For its part, UniSuper makes some absurd statements about the world running out of oil and food but says the market prices already recognise these factors so it will not deviate from economic criteria and adds, “Meanwhile, the threat of global warming has attracted many billions of dollars into clean technology companies (wind farms, biofuels etc.) but the returns in many cases have been abysmal.”
Only one of the top 20, VicSuper Future Saver, is a full blooded avoider of investment in firms involved in fossil fuels and activities said to be causing social harm. Others in the top 20 claiming to be active pursuers of social goals are less categorical:
- HOSTPLUS (hospitality), which actually has the best earning record, believes in addressing climate change but not in “full divestment from the fossil fuel industry”.

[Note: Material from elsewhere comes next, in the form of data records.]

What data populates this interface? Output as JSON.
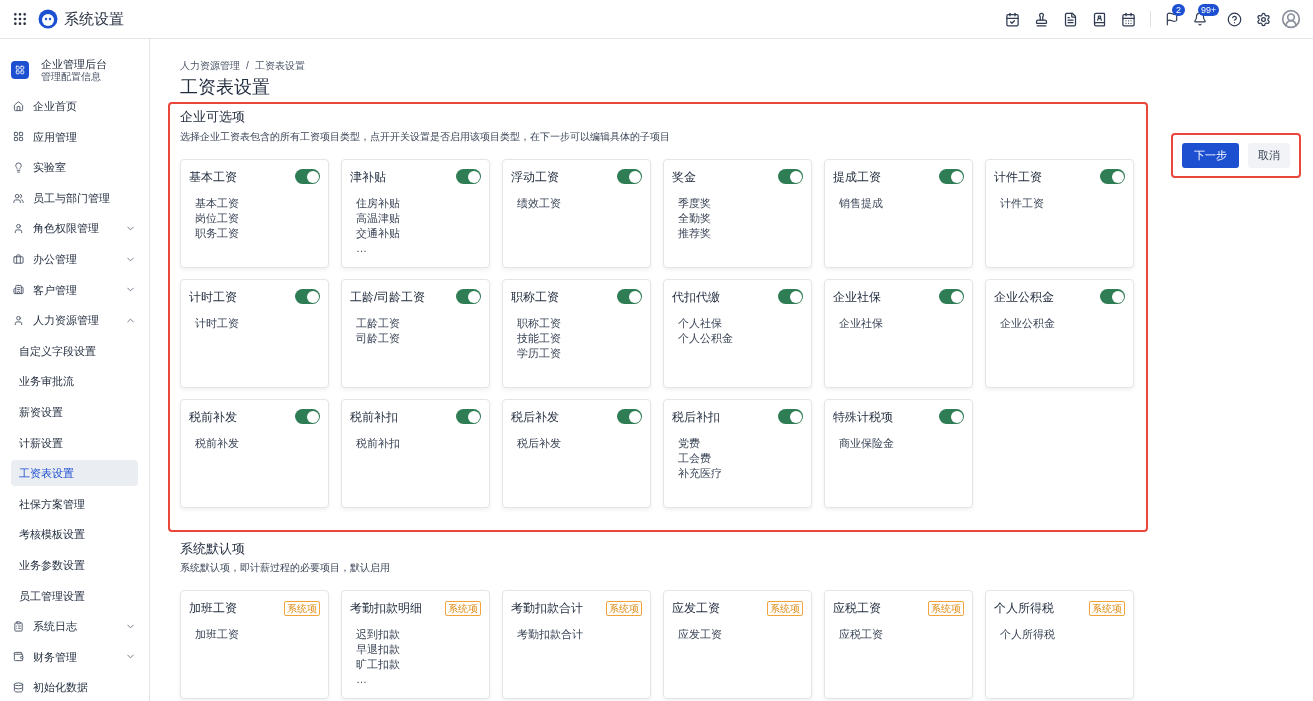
{
  "header": {
    "title": "系统设置",
    "badges": {
      "flag": "2",
      "bell": "99+"
    }
  },
  "sidebar": {
    "org": {
      "name": "企业管理后台",
      "subtitle": "管理配置信息"
    },
    "items": [
      {
        "label": "企业首页",
        "selected": false
      },
      {
        "label": "应用管理",
        "selected": false
      },
      {
        "label": "实验室",
        "selected": false
      },
      {
        "label": "员工与部门管理",
        "selected": false
      },
      {
        "label": "角色权限管理",
        "selected": false,
        "expanded": false
      },
      {
        "label": "办公管理",
        "selected": false,
        "expanded": false
      },
      {
        "label": "客户管理",
        "selected": false,
        "expanded": false
      },
      {
        "label": "人力资源管理",
        "selected": false,
        "expanded": true,
        "children": [
          {
            "label": "自定义字段设置",
            "selected": false
          },
          {
            "label": "业务审批流",
            "selected": false
          },
          {
            "label": "薪资设置",
            "selected": false
          },
          {
            "label": "计薪设置",
            "selected": false
          },
          {
            "label": "工资表设置",
            "selected": true
          },
          {
            "label": "社保方案管理",
            "selected": false
          },
          {
            "label": "考核模板设置",
            "selected": false
          },
          {
            "label": "业务参数设置",
            "selected": false
          },
          {
            "label": "员工管理设置",
            "selected": false
          }
        ]
      },
      {
        "label": "系统日志",
        "selected": false,
        "expanded": false
      },
      {
        "label": "财务管理",
        "selected": false,
        "expanded": false
      },
      {
        "label": "初始化数据",
        "selected": false
      }
    ]
  },
  "breadcrumb": [
    "人力资源管理",
    "工资表设置"
  ],
  "breadcrumb_separator": "/",
  "page_title": "工资表设置",
  "actions": {
    "next": "下一步",
    "cancel": "取消"
  },
  "optional": {
    "title": "企业可选项",
    "description": "选择企业工资表包含的所有工资项目类型，点开开关设置是否启用该项目类型，在下一步可以编辑具体的子项目",
    "cards": [
      {
        "title": "基本工资",
        "on": true,
        "items": [
          "基本工资",
          "岗位工资",
          "职务工资"
        ]
      },
      {
        "title": "津补贴",
        "on": true,
        "items": [
          "住房补贴",
          "高温津贴",
          "交通补贴",
          "…"
        ]
      },
      {
        "title": "浮动工资",
        "on": true,
        "items": [
          "绩效工资"
        ]
      },
      {
        "title": "奖金",
        "on": true,
        "items": [
          "季度奖",
          "全勤奖",
          "推荐奖"
        ]
      },
      {
        "title": "提成工资",
        "on": true,
        "items": [
          "销售提成"
        ]
      },
      {
        "title": "计件工资",
        "on": true,
        "items": [
          "计件工资"
        ]
      },
      {
        "title": "计时工资",
        "on": true,
        "items": [
          "计时工资"
        ]
      },
      {
        "title": "工龄/司龄工资",
        "on": true,
        "items": [
          "工龄工资",
          "司龄工资"
        ]
      },
      {
        "title": "职称工资",
        "on": true,
        "items": [
          "职称工资",
          "技能工资",
          "学历工资"
        ]
      },
      {
        "title": "代扣代缴",
        "on": true,
        "items": [
          "个人社保",
          "个人公积金"
        ]
      },
      {
        "title": "企业社保",
        "on": true,
        "items": [
          "企业社保"
        ]
      },
      {
        "title": "企业公积金",
        "on": true,
        "items": [
          "企业公积金"
        ]
      },
      {
        "title": "税前补发",
        "on": true,
        "items": [
          "税前补发"
        ]
      },
      {
        "title": "税前补扣",
        "on": true,
        "items": [
          "税前补扣"
        ]
      },
      {
        "title": "税后补发",
        "on": true,
        "items": [
          "税后补发"
        ]
      },
      {
        "title": "税后补扣",
        "on": true,
        "items": [
          "党费",
          "工会费",
          "补充医疗"
        ]
      },
      {
        "title": "特殊计税项",
        "on": true,
        "items": [
          "商业保险金"
        ]
      }
    ]
  },
  "system": {
    "title": "系统默认项",
    "description": "系统默认项，即计薪过程的必要项目，默认启用",
    "cards": [
      {
        "title": "加班工资",
        "badge": "系统项",
        "items": [
          "加班工资"
        ]
      },
      {
        "title": "考勤扣款明细",
        "badge": "系统项",
        "items": [
          "迟到扣款",
          "早退扣款",
          "旷工扣款",
          "…"
        ]
      },
      {
        "title": "考勤扣款合计",
        "badge": "系统项",
        "items": [
          "考勤扣款合计"
        ]
      },
      {
        "title": "应发工资",
        "badge": "系统项",
        "items": [
          "应发工资"
        ]
      },
      {
        "title": "应税工资",
        "badge": "系统项",
        "items": [
          "应税工资"
        ]
      },
      {
        "title": "个人所得税",
        "badge": "系统项",
        "items": [
          "个人所得税"
        ]
      }
    ]
  }
}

- Cbus Growth (building) talks about “climate change risks and opportunities” and “an orderly and just transition to a climate resilient economy” but it is unclear how that affects investment choices.
- CareSuper (medical) claims climate change is a major investment criteria and tobacco is avoided.
- AustralianSuper only avoids tobacco as an investment.
- Equip Rio Tinto claims it takes ESG factors, including climate change, into account
- BUSSQ My Super says it takes account of labour standards, environmental, social and ethical considerations but primarily is guided by economic investment objectives
It is not easy, by examining investment returns and funds’ actions, to assess whether the ESR additions to economic criteria have been beneficial or harmful to superannuants. Some might point to the prominence of successful funds claiming to follow ESR guidelines as evidence that this can be economically beneficial as well as ethically noble.
However, seldom are funds’ departures from pure economic criteria explicit and their actual consequences specified –the hapless ANU Vice Chancellor did attempt such a course and his decisions were ridiculed. If ESR investment criteria are intended to offer customers a better choice they should be prominent and the outcomes made public. To the extent that they are not indicates an unwarranted condescension on the part of the trustees.